Military investigators have formally charged the first suspects in connection with a recent non-combat death of an Armenian soldier who served near the border with Azerbaijan.

The 19-year-old conscript, Nerses Karapetian, was shot and killed at an Armenian army outpost in the northeastern Tavush province on May 10 in still unclear circumstances. Forensic tests conducted at the site of the shooting, which Defense Minister Seyran Ohanian visited right after the incident, ruled out the possibility of a suicide.

Meri Sargsian, a spokeswoman for the Armenian Defense Ministry’s investigating division, said on Thursday that the commander of the army company where Karapetian served, Captain Garegin Asrian, has been charged with harassing and humiliating the soldier, breaching combat duty rules and forging documents. She said military investigators have also levelled less grave accusations another serviceman, Sergeant Edgar Manukian.

Sargsian told RFE/RL’s Armenian service (Azatutyun.am) that they both have pleaded guilty to the accusations and will not be arrested and kept in custody pending trial. The official declined to clarify, however, who the investigators think shot Karapetian in the head and whether the two suspects were directly involved in the killing. “The circumstances of the death are being ascertained,” she said.

Some of the dead soldier’s relatives found this fact suspicious, suggesting that 40 days should have been enough time for the military to identify the shooter. They say that shortly before his death Nerses complained to his parents that Captain Asrian is unjustly blaming for a theft of 180 liters of gasoline and demanding that he make up for the loss. “We are still waiting to hear the esteemed minister say who shot Nerses, said Karine Karapetian, the victim’s aunt.

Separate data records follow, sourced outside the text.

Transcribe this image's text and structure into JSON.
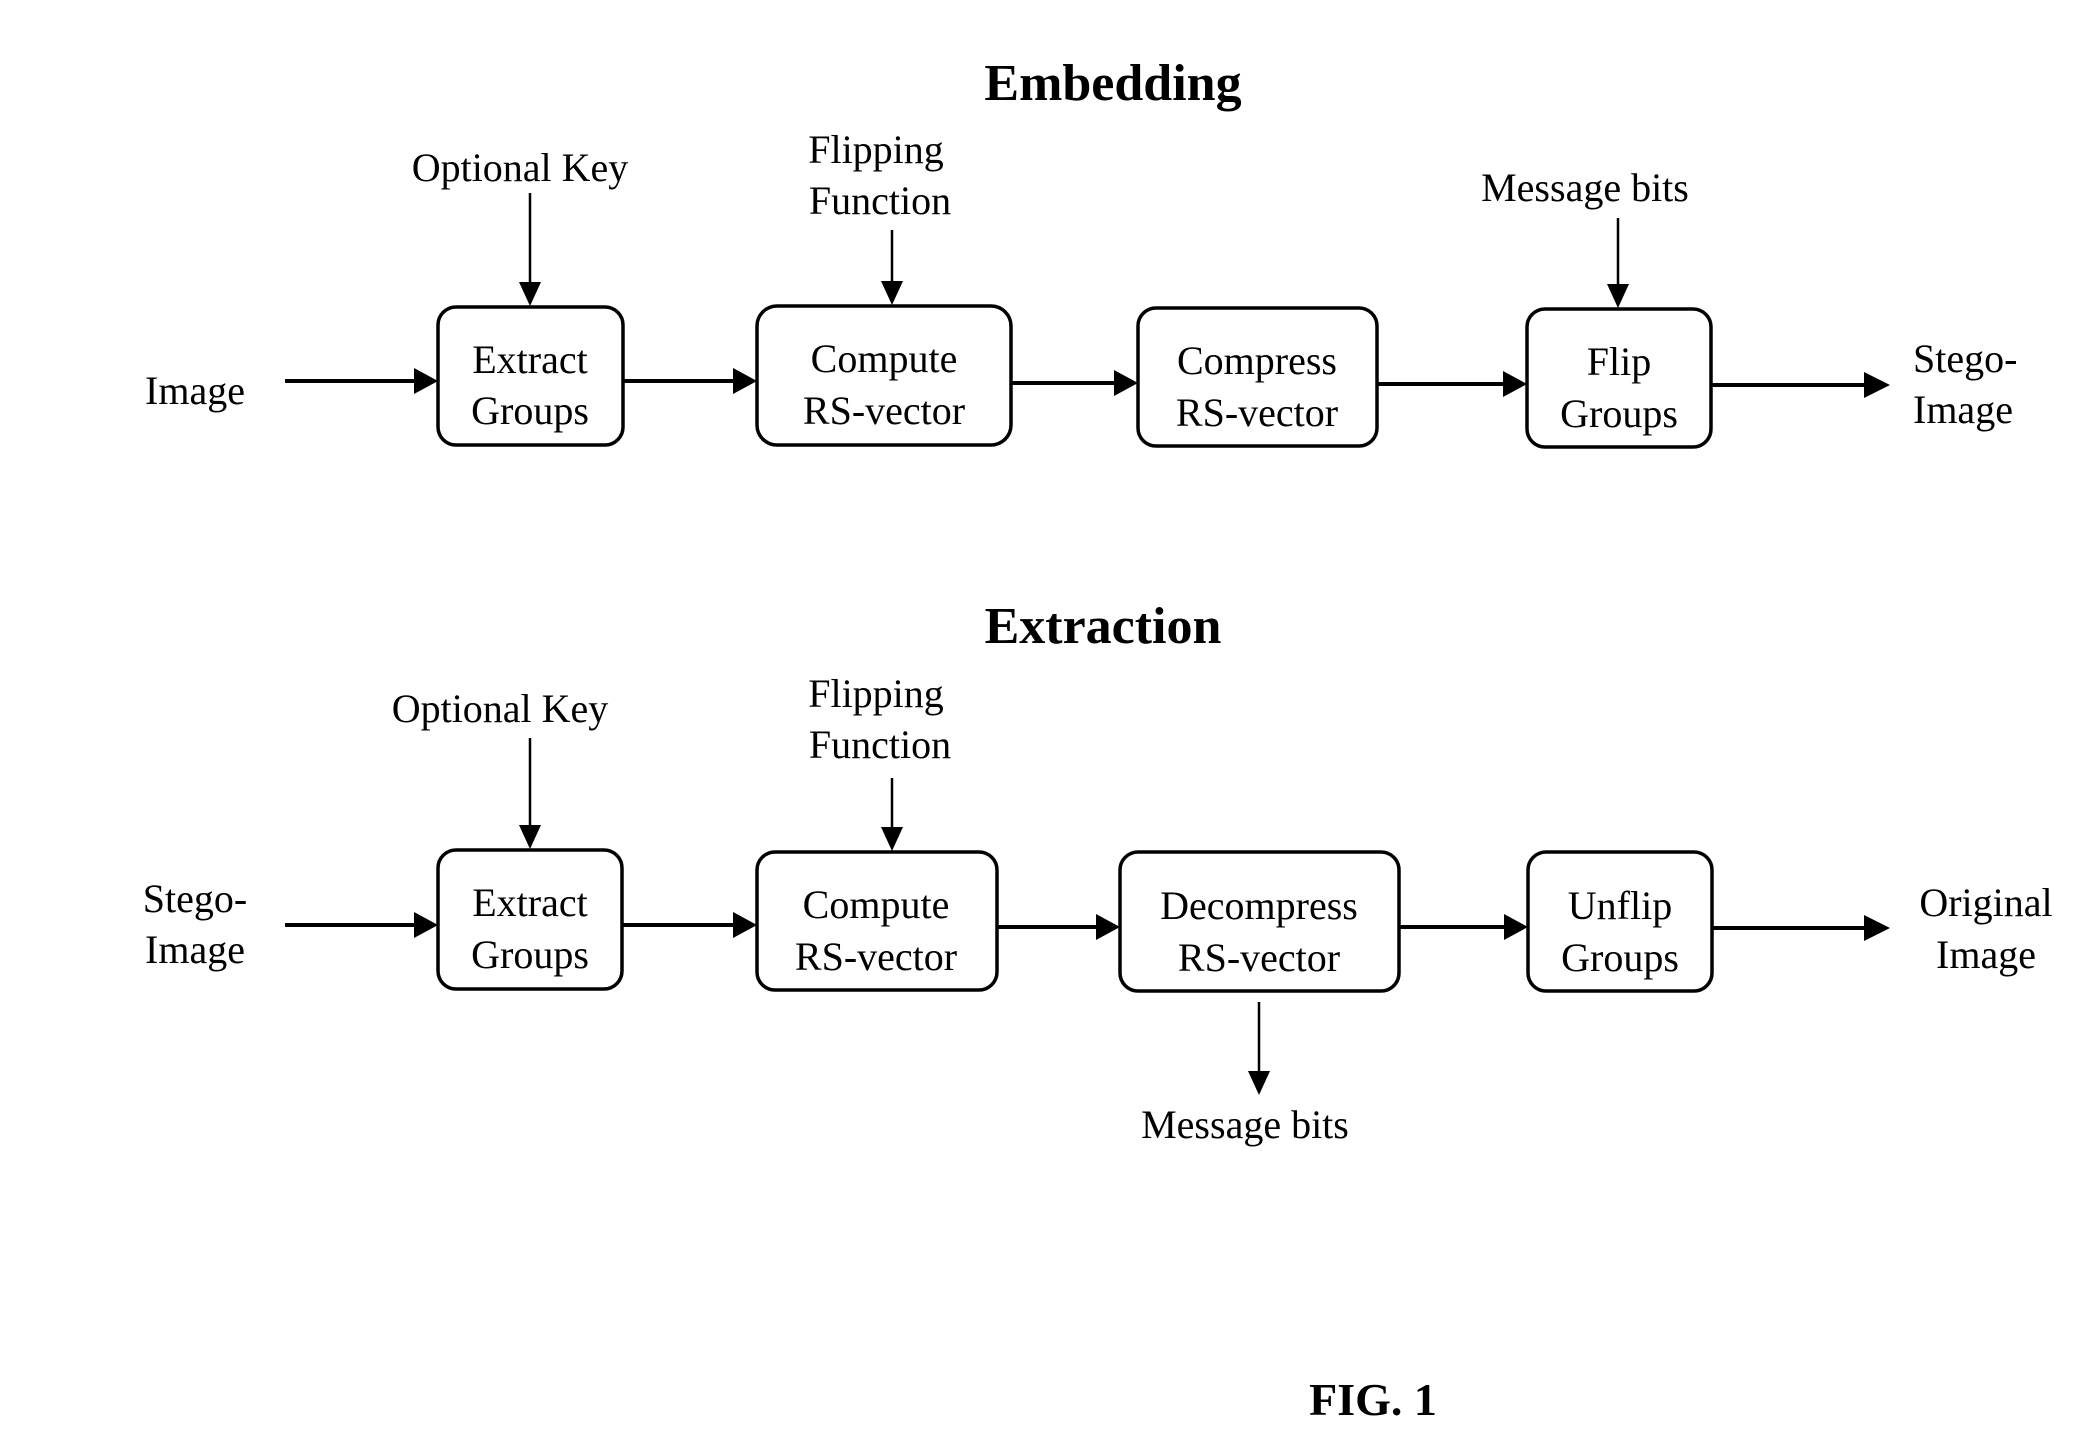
{
  "embedding": {
    "title": "Embedding",
    "input_label": [
      "Image"
    ],
    "output_label": [
      "Stego-",
      "Image"
    ],
    "boxes": [
      {
        "lines": [
          "Extract",
          "Groups"
        ],
        "input_above": [
          "Optional Key"
        ]
      },
      {
        "lines": [
          "Compute",
          "RS-vector"
        ],
        "input_above": [
          "Flipping",
          "Function"
        ]
      },
      {
        "lines": [
          "Compress",
          "RS-vector"
        ],
        "input_above": []
      },
      {
        "lines": [
          "Flip",
          "Groups"
        ],
        "input_above": [
          "Message bits"
        ]
      }
    ]
  },
  "extraction": {
    "title": "Extraction",
    "input_label": [
      "Stego-",
      "Image"
    ],
    "output_label": [
      "Original",
      "Image"
    ],
    "boxes": [
      {
        "lines": [
          "Extract",
          "Groups"
        ],
        "input_above": [
          "Optional Key"
        ]
      },
      {
        "lines": [
          "Compute",
          "RS-vector"
        ],
        "input_above": [
          "Flipping",
          "Function"
        ]
      },
      {
        "lines": [
          "Decompress",
          "RS-vector"
        ],
        "input_above": [],
        "output_below": [
          "Message bits"
        ]
      },
      {
        "lines": [
          "Unflip",
          "Groups"
        ],
        "input_above": []
      }
    ]
  },
  "figure_label": "FIG. 1"
}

Zhanna Aleksanian, a veteran human rights writer monitoring the case, said she fears that the authorities are intent on covering up yet another murder highlighting chronic hazing and other abuses in the Armenian armed forces. “A lot of facts are already known and it should have been quite easy for the investigating body to identify the main culprit,” Aleksanian told RFE/RL’s Armenian service (Azatutyun.am).

The Armenian military claims to have significantly toughened its crackdown on army crime in recent years. It says the number of non-combat fatalities has been steadily decreasing. Activists like Aleksanian say, however, that the military and law-enforcement bodies are still not doing enough to tackle the problem.